May 13th, 2012, 12:05 PM
Ouch! I must admit I enjoy watching bats, but I'm not eager to become a bat rehab person. Some of my good friends are staff and volunteers at the Wildlife Center of Texas, but I haven't had a strong urge to join in their animal care activities...
Originally Posted by grebeman
May 13th, 2012, 02:07 PM
on my way back home, to France
we need a DSLR image thread
May 15th, 2012, 03:09 PM
While walking back in January. With all those prohibitions, they couldn't "prohibit" the beauty.
Last edited by BBW; May 15th, 2012 at 03:40 PM.
May 15th, 2012, 07:54 PM
May 16th, 2012, 07:00 AM
May 18th, 2012, 09:16 AM
On the last half mile from home. X100
A few months earlier.
May 24th, 2012, 01:14 PM
Barnett Class lifeboat
This is a 52 foot Barnett class lifeboat, the John Gellatly Hyndman. She was new to the lifeboat station on Stronsay, one of the Orkney islands arriving on 1st February 1955 where she remained until 1972 when the station was closed. During that time she made 116 launches and saved 47 lives. From 1972 until 1985 she acted as a relief lifeboat saving a further 45 lives. She was sold out of the Royal National Lifeboat Institution in 1985, but has obviously been lovingly maintained by her present owners. Here she's having her underwater hull section pressure cleaned at the Kingswear Marina on the River Dart in south Devon.

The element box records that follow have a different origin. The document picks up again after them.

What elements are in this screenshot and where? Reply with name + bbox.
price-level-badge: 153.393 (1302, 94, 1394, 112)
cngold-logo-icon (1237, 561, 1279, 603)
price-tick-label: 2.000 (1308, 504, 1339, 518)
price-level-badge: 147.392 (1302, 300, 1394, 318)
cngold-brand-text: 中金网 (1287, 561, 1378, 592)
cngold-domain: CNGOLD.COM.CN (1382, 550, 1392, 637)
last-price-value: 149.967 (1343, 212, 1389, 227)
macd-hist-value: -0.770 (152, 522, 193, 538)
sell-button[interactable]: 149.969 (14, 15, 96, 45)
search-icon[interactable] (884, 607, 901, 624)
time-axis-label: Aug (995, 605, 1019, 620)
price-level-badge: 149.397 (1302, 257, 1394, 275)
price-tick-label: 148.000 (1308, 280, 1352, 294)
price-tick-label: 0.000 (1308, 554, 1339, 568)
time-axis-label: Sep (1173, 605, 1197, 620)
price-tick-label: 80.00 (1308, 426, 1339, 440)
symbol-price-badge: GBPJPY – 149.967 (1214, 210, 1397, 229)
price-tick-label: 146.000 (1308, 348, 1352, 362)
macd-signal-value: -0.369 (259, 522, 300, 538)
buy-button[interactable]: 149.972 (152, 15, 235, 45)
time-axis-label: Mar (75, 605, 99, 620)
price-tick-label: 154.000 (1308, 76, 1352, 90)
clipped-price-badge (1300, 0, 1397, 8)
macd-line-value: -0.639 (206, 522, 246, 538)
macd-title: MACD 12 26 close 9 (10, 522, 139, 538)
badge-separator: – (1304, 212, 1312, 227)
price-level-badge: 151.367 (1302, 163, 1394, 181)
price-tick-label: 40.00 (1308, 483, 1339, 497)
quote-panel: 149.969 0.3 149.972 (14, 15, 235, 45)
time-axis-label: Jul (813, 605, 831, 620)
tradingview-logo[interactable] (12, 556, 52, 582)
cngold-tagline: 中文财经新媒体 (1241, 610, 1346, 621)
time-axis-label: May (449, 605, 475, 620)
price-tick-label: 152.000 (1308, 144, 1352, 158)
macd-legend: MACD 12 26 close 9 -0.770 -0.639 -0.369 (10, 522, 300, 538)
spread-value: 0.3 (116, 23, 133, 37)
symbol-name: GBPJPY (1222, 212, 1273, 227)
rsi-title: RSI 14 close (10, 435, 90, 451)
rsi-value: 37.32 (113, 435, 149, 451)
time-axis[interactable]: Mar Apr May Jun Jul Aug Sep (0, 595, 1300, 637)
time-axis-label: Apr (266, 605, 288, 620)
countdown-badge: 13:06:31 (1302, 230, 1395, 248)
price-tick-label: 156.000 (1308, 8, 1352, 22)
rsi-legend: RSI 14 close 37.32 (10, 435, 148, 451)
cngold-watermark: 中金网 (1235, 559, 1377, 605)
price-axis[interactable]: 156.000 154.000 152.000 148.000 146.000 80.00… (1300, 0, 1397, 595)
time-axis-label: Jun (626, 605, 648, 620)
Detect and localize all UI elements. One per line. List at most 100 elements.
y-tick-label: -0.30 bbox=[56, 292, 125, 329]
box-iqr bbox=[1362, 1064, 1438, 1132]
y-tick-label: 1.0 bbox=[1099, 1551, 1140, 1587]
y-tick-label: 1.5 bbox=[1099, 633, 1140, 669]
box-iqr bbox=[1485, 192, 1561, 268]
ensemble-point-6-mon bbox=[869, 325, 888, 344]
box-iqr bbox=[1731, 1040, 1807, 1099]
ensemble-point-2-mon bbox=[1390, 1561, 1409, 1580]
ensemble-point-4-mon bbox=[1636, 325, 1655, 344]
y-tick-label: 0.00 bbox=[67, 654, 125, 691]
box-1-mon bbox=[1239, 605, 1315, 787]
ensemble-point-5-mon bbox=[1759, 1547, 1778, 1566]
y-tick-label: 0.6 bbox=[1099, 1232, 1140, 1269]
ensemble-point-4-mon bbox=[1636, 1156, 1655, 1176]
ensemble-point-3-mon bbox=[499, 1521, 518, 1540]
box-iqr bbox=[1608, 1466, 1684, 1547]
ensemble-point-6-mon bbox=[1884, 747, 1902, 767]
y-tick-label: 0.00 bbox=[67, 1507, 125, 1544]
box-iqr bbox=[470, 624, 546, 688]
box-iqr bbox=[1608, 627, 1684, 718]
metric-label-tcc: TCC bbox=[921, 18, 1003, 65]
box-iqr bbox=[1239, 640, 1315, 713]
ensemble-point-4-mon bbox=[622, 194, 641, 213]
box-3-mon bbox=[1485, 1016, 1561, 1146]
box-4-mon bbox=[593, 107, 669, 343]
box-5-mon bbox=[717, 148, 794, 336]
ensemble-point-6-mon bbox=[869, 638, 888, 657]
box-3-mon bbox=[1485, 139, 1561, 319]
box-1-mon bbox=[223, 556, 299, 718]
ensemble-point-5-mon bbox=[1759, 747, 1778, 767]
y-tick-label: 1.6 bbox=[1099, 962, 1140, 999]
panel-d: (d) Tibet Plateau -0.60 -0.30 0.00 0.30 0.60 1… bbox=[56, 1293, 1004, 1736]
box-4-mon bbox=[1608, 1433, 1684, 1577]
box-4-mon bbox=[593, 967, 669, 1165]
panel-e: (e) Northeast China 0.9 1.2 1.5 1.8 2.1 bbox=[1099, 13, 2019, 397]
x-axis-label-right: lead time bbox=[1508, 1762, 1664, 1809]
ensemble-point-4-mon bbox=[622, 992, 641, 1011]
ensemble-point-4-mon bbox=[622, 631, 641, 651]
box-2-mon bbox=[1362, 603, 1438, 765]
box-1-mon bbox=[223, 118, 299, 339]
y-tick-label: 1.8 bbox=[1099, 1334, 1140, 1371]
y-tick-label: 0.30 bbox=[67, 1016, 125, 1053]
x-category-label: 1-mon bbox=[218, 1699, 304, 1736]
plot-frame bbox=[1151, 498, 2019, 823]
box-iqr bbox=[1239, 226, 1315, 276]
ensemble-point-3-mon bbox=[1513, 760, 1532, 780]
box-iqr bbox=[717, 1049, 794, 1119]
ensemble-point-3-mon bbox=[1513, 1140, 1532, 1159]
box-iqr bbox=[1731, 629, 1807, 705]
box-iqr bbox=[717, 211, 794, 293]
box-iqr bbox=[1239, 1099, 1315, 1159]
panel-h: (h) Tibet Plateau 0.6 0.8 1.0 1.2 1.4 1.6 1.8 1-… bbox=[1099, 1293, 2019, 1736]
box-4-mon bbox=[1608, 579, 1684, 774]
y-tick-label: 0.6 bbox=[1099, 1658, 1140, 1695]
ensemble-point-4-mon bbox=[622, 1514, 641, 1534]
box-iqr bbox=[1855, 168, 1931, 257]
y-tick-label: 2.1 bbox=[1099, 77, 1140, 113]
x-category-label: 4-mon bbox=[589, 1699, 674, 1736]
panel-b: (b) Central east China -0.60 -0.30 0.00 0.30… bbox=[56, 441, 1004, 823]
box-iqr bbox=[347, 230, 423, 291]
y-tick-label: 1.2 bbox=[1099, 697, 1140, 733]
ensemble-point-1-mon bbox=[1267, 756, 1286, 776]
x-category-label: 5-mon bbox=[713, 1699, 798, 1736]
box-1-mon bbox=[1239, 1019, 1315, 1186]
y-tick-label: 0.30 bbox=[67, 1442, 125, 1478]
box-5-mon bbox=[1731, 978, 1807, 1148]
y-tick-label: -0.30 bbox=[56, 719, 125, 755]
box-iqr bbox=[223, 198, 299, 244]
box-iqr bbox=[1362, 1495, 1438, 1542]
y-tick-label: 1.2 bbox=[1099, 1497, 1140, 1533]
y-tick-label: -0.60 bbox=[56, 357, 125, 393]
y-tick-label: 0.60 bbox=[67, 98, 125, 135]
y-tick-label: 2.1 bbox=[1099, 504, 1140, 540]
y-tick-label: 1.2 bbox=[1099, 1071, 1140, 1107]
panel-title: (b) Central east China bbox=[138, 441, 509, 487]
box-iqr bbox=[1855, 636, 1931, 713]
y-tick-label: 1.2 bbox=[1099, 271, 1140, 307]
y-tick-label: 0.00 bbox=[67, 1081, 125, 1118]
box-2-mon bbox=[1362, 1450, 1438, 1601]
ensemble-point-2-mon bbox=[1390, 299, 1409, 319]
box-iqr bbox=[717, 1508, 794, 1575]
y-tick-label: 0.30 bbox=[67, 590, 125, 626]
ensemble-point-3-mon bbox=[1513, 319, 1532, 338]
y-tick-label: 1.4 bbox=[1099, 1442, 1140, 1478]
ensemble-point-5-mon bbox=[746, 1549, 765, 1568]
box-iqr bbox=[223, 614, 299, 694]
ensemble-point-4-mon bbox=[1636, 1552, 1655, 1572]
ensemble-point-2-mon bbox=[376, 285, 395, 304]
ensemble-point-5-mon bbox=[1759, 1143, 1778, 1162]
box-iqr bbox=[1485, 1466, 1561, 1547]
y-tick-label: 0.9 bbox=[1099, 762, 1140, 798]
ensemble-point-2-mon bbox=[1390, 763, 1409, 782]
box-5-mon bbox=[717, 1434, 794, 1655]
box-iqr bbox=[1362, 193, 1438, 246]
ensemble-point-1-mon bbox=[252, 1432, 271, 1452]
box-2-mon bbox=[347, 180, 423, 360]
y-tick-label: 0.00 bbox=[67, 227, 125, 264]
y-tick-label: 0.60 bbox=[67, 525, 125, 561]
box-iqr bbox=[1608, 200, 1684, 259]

Panasonic GH2 with 15mm, f/4.5 Voigtlander Super Wide-Heliar lens, focus and exposure manually set.
May 24th, 2012, 01:31 PM
Love the color in that photo. Nicely done.
May 25th, 2012, 10:31 AM
Brittany Ferries Armorique departs Plymouth for Roscoff in northern France at 08:00 hours today photographed from the end of Mountbatten jetty
Panasonic GH2 with 45mm, f/2.8 P/L lens
At the landward end of the jetty is this simple rough cast slab of marble? reminding everyone that at one time this site was RAF Mount Batten and home to coastal command flying boats. The one shown on the slab is a Sunderland which I can just remember as a small child growing up about 1 mile from this spot. When landing or taking off, depending on wind direction, they would fly low over my parents house. In the 1940's the crews were mainly Australians mounting long patrols out over the western approaches.
Panasonic GH2 with 14mm, f/2.5 Panasonic lens
In both instances exposure was set manually
May 27th, 2012, 10:54 AM
Went into the Barn where I store my building materials, firewood, etc., this afternoon and these two "chaps" greeted me - one must be female!
normally they are 2 meters long and I believe that they are not dangerous as they only ?,
When I saw them they where raised up about a meter from the ground and curled together, (being friendly towards each other I presume) - I think the term is "coupling"(* - see below)
I rushed back into the house and grabbed my D300 which was unfortunately in "bird mode" - (single spot exposure/single cell focus and at f4), so unfortunately the DOF is limited - by the time I had changed the setting they had slithered into the barn under the firewood - my wife was nearby and saw them - guess who is now never going back into that barn?
for those interested - I think this is the snake - http://www.planetepassion.eu/SNAKES-...ke-France.html
They eat small birds amongst other things and there is a Bluetit's and Redstart's nest very near by - ("It is an extraordinary hunter; its prey varies with local availability and it will take small mammals, small birds, frogs, lizards etc. It has also been known to eat adders and even its own species. ")
*"Coupling takes place in May and can result in violent fights between males for a female, this can also occur between the sexes. During copulation the partners roll and twist themselves around each other, keeping their heads raised upright, photos below . Between 5 and 20 eggs are deposited under stones, old tree stumps or in rotting vegetation in June/July, the young hatching 6 to 8 weeks later."
Last edited by BillN; May 27th, 2012 at 11:21 AM.